We want to keep our hips and lower body still a split second at takeaway. The clubhead has to travel a lot farther around your body so allow it to get a head start. This creates a path for your hips and legs to do the same so we can allow the shaft to be more diagonal rather than vertical.
Point the Club More at the Ball
When you want to know if you are in the right position during your backswing, check where your butt end of your grip is pointing at when your hands go past your hip. You want the club pointing closer to the ball than your feet. If you are having trouble doing this, there is a good chance your top hand grip is too strong.

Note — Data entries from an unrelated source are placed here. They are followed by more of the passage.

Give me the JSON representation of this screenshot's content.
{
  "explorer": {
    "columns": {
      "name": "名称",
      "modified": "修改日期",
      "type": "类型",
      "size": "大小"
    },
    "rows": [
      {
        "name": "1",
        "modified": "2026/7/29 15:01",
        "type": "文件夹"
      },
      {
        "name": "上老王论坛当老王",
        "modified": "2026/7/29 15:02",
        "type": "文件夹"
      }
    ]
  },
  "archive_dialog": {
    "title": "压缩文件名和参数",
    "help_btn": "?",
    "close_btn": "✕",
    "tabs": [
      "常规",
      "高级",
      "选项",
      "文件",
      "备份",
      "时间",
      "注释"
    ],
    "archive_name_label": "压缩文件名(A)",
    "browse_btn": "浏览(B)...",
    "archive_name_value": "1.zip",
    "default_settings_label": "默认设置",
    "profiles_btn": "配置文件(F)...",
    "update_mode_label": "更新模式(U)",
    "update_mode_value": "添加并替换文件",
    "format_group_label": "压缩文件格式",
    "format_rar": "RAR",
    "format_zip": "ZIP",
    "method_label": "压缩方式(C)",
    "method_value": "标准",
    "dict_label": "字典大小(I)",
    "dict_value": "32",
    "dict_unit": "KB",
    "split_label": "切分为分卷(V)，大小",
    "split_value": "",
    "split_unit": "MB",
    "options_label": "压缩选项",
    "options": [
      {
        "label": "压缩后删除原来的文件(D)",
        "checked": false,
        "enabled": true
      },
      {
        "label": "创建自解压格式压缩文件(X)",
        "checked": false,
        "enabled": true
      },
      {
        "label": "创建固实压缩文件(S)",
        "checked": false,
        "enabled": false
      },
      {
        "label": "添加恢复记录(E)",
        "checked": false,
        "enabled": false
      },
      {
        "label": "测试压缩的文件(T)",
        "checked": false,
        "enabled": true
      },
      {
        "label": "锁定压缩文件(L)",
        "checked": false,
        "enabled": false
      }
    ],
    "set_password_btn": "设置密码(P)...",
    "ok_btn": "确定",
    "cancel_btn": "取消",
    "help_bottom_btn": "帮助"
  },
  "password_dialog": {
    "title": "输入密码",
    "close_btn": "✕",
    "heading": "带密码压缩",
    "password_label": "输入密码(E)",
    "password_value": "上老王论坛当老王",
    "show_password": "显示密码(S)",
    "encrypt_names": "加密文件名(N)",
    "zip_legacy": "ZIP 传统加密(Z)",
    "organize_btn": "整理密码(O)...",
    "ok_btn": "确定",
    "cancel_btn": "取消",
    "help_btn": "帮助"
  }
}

Keep Weight in the Middle of Your Trail Foot
If you don’t know where you are storing your weight in the back swing, odds are that it’s on the outside of your foot or on the heel. Try feeling the weight more in the middle or ball of your foot instead. You can use that as a backstop and also a way to start your lower body to lead your downswing.
Feel Your Leg Drive
If you start focusing more on where you are storing your weight, let’s take advantage of it by using your lower body to lead your downswing instead of using your hands. The legs are big muscles so it will take some time to drive and transfer the weight to the forward side so don’t rush the process. Try driving the legs forward, don’t just twist the hips.
I hope this post gives you some options on shallowing out and flattening your golf swing. Coming in with a clubface that is too steep is difficult to correct at the last second, so ensure you don’t lift your club too early. My tips above will help you do just that. I know there’s a lot to focus on in a golf swing so just pick out a couple that you can remember if you find your impact angle consistently off.